Una gaffe che denota un’incomprensione profonda di cosa è diventata Milano negli ultimi anni: una città quasi completamente gentrificata. Il popolo infatti è stato espulso. Chi non lavora nella finanza e non vive di politica, se non è ricco di famiglia, fa una grossa fatica a vivere a Milano. E così in città è rimasta la borghesia e una larga fascia di anziani che non hanno mai voluto andarsene e che provano ad andare avanti, anche se con difficoltà. C’è poi un altro dato preoccupante.
Quale?
La Lega Nord arretra. Da tempo era stata sdoganata da Berlusconi, ma negli ultimi anni, grazie all’intelligenza politica di Bossi, si era normalizzata e costituzionalizzata, portando su posizioni di democrazia parlamentare rappresentativa anche istanze che potevano diventare aggressive, come quelle contro le minoranze religiose e l’immigrazione. Purtroppo c’è un mondo protestatario populista di destra pronto a intercettare questi voti: da La Destra di Storace a Forza Nuova arrivando fino al Movimento a 5 Stelle di Beppe Grillo…

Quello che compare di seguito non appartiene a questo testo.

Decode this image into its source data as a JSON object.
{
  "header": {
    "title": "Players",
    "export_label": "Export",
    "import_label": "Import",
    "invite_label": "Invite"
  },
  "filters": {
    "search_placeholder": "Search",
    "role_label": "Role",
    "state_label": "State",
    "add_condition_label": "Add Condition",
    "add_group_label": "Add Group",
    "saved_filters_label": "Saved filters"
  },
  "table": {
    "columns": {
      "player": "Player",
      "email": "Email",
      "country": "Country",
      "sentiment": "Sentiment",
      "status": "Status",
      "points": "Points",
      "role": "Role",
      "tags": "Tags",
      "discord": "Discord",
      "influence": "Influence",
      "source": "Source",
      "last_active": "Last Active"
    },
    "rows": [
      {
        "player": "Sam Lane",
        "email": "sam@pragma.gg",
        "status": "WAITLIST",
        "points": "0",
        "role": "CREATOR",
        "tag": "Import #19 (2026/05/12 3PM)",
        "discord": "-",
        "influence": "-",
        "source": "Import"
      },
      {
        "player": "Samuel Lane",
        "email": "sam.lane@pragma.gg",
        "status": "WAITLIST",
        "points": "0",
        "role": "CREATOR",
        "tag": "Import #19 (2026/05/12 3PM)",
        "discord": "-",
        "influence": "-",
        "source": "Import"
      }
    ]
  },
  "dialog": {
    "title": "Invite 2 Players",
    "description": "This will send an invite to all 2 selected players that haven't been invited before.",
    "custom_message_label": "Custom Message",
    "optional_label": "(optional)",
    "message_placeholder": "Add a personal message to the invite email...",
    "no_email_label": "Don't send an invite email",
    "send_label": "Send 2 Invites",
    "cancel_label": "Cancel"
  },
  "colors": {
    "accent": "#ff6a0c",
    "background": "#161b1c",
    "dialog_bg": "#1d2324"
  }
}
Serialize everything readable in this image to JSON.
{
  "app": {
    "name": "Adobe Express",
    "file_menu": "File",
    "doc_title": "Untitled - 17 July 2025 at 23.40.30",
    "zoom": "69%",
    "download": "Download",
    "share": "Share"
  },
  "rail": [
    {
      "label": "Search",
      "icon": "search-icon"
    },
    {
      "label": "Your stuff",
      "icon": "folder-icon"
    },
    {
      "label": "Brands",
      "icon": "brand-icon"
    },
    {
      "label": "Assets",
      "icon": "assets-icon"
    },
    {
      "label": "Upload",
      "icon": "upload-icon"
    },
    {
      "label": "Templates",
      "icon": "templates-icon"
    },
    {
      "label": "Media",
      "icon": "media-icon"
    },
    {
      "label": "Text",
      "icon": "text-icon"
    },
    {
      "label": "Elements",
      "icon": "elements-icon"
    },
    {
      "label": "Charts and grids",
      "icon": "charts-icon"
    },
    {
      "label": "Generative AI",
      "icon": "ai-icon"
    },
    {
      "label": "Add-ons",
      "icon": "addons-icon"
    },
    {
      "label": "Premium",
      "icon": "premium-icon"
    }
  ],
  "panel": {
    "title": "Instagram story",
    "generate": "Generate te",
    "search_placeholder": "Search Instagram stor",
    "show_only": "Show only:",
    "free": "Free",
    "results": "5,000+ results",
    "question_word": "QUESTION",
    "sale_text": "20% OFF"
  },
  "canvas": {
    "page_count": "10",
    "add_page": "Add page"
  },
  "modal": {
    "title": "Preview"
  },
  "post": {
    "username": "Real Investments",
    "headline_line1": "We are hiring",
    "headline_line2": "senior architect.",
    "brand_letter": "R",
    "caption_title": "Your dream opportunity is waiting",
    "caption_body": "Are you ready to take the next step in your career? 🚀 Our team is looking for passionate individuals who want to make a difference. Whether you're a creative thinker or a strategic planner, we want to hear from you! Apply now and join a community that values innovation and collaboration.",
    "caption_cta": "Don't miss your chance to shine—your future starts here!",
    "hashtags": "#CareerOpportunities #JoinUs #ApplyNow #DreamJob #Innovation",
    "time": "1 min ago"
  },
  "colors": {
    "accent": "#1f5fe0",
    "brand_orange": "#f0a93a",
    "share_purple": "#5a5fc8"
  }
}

Il segnale che la base leghista ha inviato al Senatur potrebbe avere delle conseguenze politiche sugli equilibri di governo?
Penso proprio di sì. La Lega e altri mondi insieme a lei si preparano ad avere le mani libere da Berlusconi e sono convinto che in futuro ci saranno delle sorprese.
Il centrodestra a Milano può ancora sperare nella rimonta?
I giochi sono ancora aperti e lo stesso Pisapia dovrà stare attento. Se sulle ali dell’entusiasmo abbandonasse un atteggiamento moderato e sereno rischierebbe di compromettere la vittoria finale. Certo per la Moratti la corsa è in salita, non sarà facile conquistare gli elettori che al primo turno hanno scelto il Terzo Polo. E i poteri forti sono tutti dall’altra parte, le grandi banche soprattutto, frutto proprio del prodismo.
Cambiando versante l’affermazione di Pisapia e De Magistris sposta verso sinistra l’asse dell’opposizione?
Non direi, terrei conto anche della vittoria di Piero Fassino, uno che si è schierato con forza per il sì al referendum di Mirafiori. Mi sembra in pratica che per Bersani si possa parlare di una vittoria chiara, anche al di là del risultato milanese. Nonostante la pessima amministrazione di Napoli il centrodestra non è riuscito a passare e le vicissitudini bolognesi non hanno impedito al Partito Democratico di mantenere una delle sue roccaforti. Se fossi nei panni del segretario del Pd non mi preoccuperei dell’ipotetico estremismo di Vendola, che resta comunque un amministratore, ma nel populismo di Di Pietro e dell’Italia dei valori. È quello a mio avviso il tallone d’Achille di uno schieramento che voglia davvero costruire un’alternativa credibile al berlusconismo.